Question: With regard to e-learning, do you think the impact on medium- and small-size companies is different from that on large companies?

Elliott Masie: The small companies haven't really stepped up to it for the most part. Part of it is that the marketplace is not really understanding their needs. The average small company is less likely to be tracking this, and the only arena that they are likely to be doing e-learning in is IT training, and the odd soft-skill training.

I think medium-size companies are doing it even better than the really big companies, sometimes, I think, because the medium-size companies want to act like big companies in a lot of ways.

But I think the market still has to figure out what the small-size company needs.

Question: How should companies get started with e-learning?

Elliott Masie: I think there are three things they should do.

One of the things is to ask the question "What training have we never been able to do in classrooms?" Not "What's our most popular training?" But what's something we never got around to.
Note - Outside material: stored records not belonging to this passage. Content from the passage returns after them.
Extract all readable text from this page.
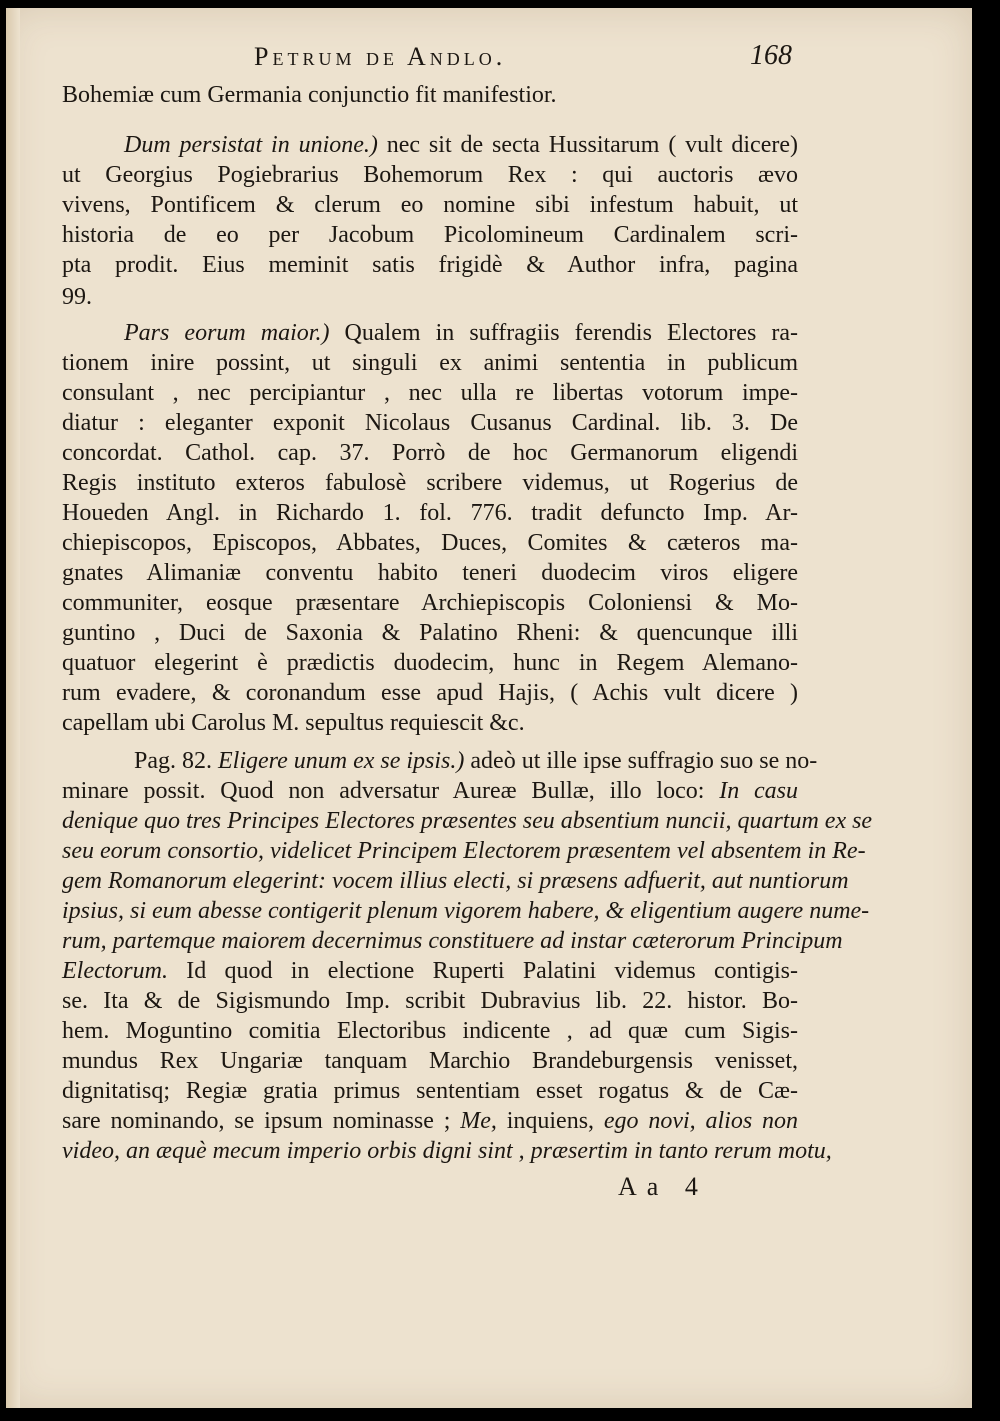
Petrum de Andlo.	168
Bohemiæ cum Germania conjunctio fit manifestior.
Dum persistat in unione.) nec sit de secta Hussitarum ( vult dicere)
ut Georgius Pogiebrarius Bohemorum Rex : qui auctoris ævo
vivens, Pontificem & clerum eo nomine sibi infestum habuit, ut
historia de eo per Jacobum Picolomineum Cardinalem scri-
pta prodit. Eius meminit satis frigidè & Author infra, pagina
99.
Pars eorum maior.) Qualem in suffragiis ferendis Electores ra-
tionem inire possint, ut singuli ex animi sententia in publicum
consulant , nec percipiantur , nec ulla re libertas votorum impe-
diatur : eleganter exponit Nicolaus Cusanus Cardinal. lib. 3. De
concordat. Cathol. cap. 37. Porrò de hoc Germanorum eligendi
Regis instituto exteros fabulosè scribere videmus, ut Rogerius de
Houeden Angl. in Richardo 1. fol. 776. tradit defuncto Imp. Ar-
chiepiscopos, Episcopos, Abbates, Duces, Comites & cæteros ma-
gnates Alimaniæ conventu habito teneri duodecim viros eligere
communiter, eosque præsentare Archiepiscopis Coloniensi & Mo-
guntino , Duci de Saxonia & Palatino Rheni: & quencunque illi
quatuor elegerint è prædictis duodecim, hunc in Regem Alemano-
rum evadere, & coronandum esse apud Hajis, ( Achis vult dicere )
capellam ubi Carolus M. sepultus requiescit &c.
Pag. 82. Eligere unum ex se ipsis.) adeò ut ille ipse suffragio suo se no-
minare possit. Quod non adversatur Aureæ Bullæ, illo loco: In casu
denique quo tres Principes Electores præsentes seu absentium nuncii, quartum ex se
seu eorum consortio, videlicet Principem Electorem præsentem vel absentem in Re-
gem Romanorum elegerint: vocem illius electi, si præsens adfuerit, aut nuntiorum
ipsius, si eum abesse contigerit plenum vigorem habere, & eligentium augere nume-
rum, partemque maiorem decernimus constituere ad instar cæterorum Principum
Electorum. Id quod in electione Ruperti Palatini videmus contigis-
se. Ita & de Sigismundo Imp. scribit Dubravius lib. 22. histor. Bo-
hem. Moguntino comitia Electoribus indicente , ad quæ cum Sigis-
mundus Rex Ungariæ tanquam Marchio Brandeburgensis venisset,
dignitatisq; Regiæ gratia primus sententiam esset rogatus & de Cæ-
sare nominando, se ipsum nominasse ; Me, inquiens, ego novi, alios non
video, an æquè mecum imperio orbis digni sint , præsertim in tanto rerum motu,
Aa 4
Then look for some off-the-shelf e-learning content that they can buy from a third party and start to apply as an optional or required piece. Say "You've always wanted training on X, and here's a way to do that."

The second thing I would look at is the use of instructor-led virtual classroom experiences, because you can get to that quickly. You can get a tool from IBM or another vendor, and you get one of your subject-matter experts and you can start to provide e-learning that doesn't require a lot of authoring.
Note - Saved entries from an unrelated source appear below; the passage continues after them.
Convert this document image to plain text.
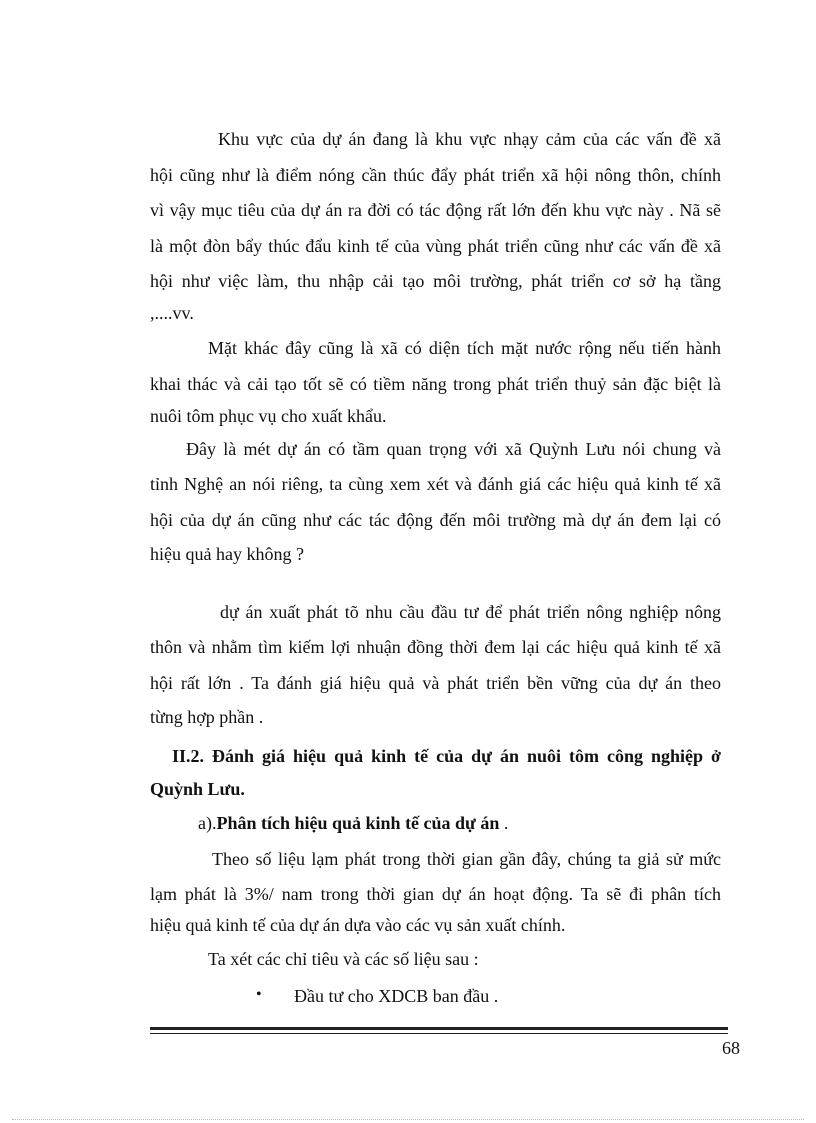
Khu vực của dự án đang là khu vực nhạy cảm của các vấn đề xã
hội cũng như là điểm nóng cần thúc đẩy phát triển xã hội nông thôn, chính
vì vậy mục tiêu của dự án ra đời có tác động rất lớn đến khu vực này . Nã sẽ
là một đòn bẩy thúc đẩu kinh tế của vùng phát triển cũng như các vấn đề xã
hội như việc làm, thu nhập cải tạo môi trường, phát triển cơ sở hạ tầng
,....vv.
Mặt khác đây cũng là xã có diện tích mặt nước rộng nếu tiến hành
khai thác và cải tạo tốt sẽ có tiềm năng trong phát triển thuỷ sản đặc biệt là
nuôi tôm phục vụ cho xuất khẩu.
Đây là mét dự án có tầm quan trọng với xã Quỳnh Lưu nói chung và
tỉnh Nghệ an nói riêng, ta cùng xem xét và đánh giá các hiệu quả kinh tế xã
hội của dự án cũng như các tác động đến môi trường mà dự án đem lại có
hiệu quả hay không ?
dự án xuất phát tõ nhu cầu đầu tư để phát triển nông nghiệp nông
thôn và nhằm tìm kiếm lợi nhuận đồng thời đem lại các hiệu quả kinh tế xã
hội rất lớn . Ta đánh giá hiệu quả và phát triển bền vững của dự án theo
từng hợp phần .
II.2. Đánh giá hiệu quả kinh tế của dự án nuôi tôm công nghiệp ở
Quỳnh Lưu.
a).Phân tích hiệu quả kinh tế của dự án .
Theo số liệu lạm phát trong thời gian gần đây, chúng ta giả sử mức
lạm phát là 3%/ nam trong thời gian dự án hoạt động. Ta sẽ đi phân tích
hiệu quả kinh tế của dự án dựa vào các vụ sản xuất chính.
Ta xét các chỉ tiêu và các số liệu sau :
• Đầu tư cho XDCB ban đầu .
68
I think the third is going to take a little longer. And that's to look for something that's going to drive a little revenue or significantly cut back expenses. I am convinced that for driving revenue the way to go is to look at those things that speed time to market for selling, or will speed time to deploy for new hires. And I'd pick a small project with high revenue impact, something that is closely related to observable revenue gains or significant cost impacts. Now along the way they are going to need a strategy and an infrastructure, and all that good stuff, but this way will give them a proof of concept and get them buy-in pretty quickly.